Los graves peligros del paso por el Darién llevaron a muchos migrantes a recurrir a traficantes que surcan una nueva ruta marítima desde la isla colombiana de San Andrés hasta Bluefields, en Nicaragua, para continuar desde allí el tránsito hacia el norte. Esta ruta ya ha ocasionado decenas de víctimas en tres naufragios. Las medidas más restrictivas adoptadas por Estados Unidos no han impedido a quienes siguen decididos a tomar la ruta hacia el norte.
Todo eso pasa porque no se cambia la situación en Venezuela. Durante un tiempo, la propaganda gubernamental de Maduro clamó que “Venezuela se ha reparado a sí misma”. No hubo jamás una base de veracidad para esta afirmación, aparte de un frenético mercado negro. Cualquier fantasía restante que el gobierno intentó mantener fue disipada por centenas de protestas que irrumpieron en enero de 2023, cuando profesores, funcionarios públicos, enfermeras y jubilados empezaron a ocupar las calles rechazando salarios miserables. Las protestas no solamente cayeron en sacos rotos, sino que fueron objeto de persecución y amenazas contra sus líderes.
El espacio civil ahora se ve amenazado por un proyecto de ley que, si es aprobado, pondría fin a la sociedad civil independiente como la conocemos actualmente. Así como en Nicaragua, tal represión probablemente fomentará niveles aún más grandes de emigración.
Por más que los migrantes tengan problemas en los países anfitriones, saben que los tendrían peor en Venezuela. Por ese motivo se constatan números muy bajos de regreso. Su mentalidad ha pasado del anhelo del regreso a una determinación a intentar su suerte en cualquier lugar menos en su casa. Eso significa nuevos retos, sin abandonar los existentes.

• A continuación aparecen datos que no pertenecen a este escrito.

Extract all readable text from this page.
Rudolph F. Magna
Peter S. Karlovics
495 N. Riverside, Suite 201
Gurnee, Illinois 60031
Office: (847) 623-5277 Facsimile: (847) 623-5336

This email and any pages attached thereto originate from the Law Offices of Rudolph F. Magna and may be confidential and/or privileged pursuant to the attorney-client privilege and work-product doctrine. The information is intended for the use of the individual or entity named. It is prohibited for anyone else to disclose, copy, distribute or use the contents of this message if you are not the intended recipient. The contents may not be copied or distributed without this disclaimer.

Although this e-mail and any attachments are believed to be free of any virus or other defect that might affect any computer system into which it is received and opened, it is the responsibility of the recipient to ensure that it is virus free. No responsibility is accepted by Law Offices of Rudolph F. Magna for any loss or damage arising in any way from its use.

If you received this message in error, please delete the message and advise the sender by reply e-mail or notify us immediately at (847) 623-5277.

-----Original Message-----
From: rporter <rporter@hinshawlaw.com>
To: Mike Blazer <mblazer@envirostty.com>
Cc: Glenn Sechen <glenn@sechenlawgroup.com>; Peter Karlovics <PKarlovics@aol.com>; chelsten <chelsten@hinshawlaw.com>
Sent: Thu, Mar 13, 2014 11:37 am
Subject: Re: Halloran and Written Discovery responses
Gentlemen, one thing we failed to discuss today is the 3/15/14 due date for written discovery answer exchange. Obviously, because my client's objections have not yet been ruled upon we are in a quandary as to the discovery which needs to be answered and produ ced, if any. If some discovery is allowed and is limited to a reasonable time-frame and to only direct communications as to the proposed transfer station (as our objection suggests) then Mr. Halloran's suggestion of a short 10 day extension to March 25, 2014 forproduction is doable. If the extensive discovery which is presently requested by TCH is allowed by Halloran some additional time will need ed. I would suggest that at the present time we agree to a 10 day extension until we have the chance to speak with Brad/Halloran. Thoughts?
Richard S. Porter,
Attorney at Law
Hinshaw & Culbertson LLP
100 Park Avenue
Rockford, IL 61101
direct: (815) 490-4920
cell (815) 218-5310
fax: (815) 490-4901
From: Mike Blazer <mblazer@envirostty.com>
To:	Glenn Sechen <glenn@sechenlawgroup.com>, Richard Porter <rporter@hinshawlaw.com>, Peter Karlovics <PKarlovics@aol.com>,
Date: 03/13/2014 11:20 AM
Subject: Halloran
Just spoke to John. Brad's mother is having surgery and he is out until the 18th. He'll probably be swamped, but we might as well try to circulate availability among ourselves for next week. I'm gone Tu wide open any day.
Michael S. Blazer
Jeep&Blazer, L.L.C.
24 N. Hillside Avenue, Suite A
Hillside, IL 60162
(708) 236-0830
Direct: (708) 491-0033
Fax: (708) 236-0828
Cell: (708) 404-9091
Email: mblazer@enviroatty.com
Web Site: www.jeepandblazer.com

Sin un final a la vista para la crisis de migración, los países del hemisferio son confrontados con una situación de largo plazo que no pueden abordar sin cooperación. No podemos seguir dependientes solamente de medidas de emergencia. El estatus de los venezolanos a través de la región tiene que ser regularizado, con nuevos esfuerzos a una integración que tome en cuenta las necesidades de las comunidades anfitrionas y de los migrantes. Estamos todos sobrecargados, por igual migrantes y países anfitriones.
En este sentido, hay que ver los recursos para personas en movilidad como una inversión para el desarrollo de las comunidades anfitrionas. Los fundos no son caridad, sino medios para responder efectivamente a la transformación demográfica histórica que se desarrolla ante nuestros ojos. Necesitamos movernos más allá de medidas de emergencia, con su subsecuente amnesia mientras pasan los años.
Recordar a los millones de venezolanos que se encuentran en el centro de esta crisis impulsa a aunar esfuerzos para ayudarles a alcanzar una calidad de vida que, a su vez, transforme a los países receptores en auténticos anfitriones.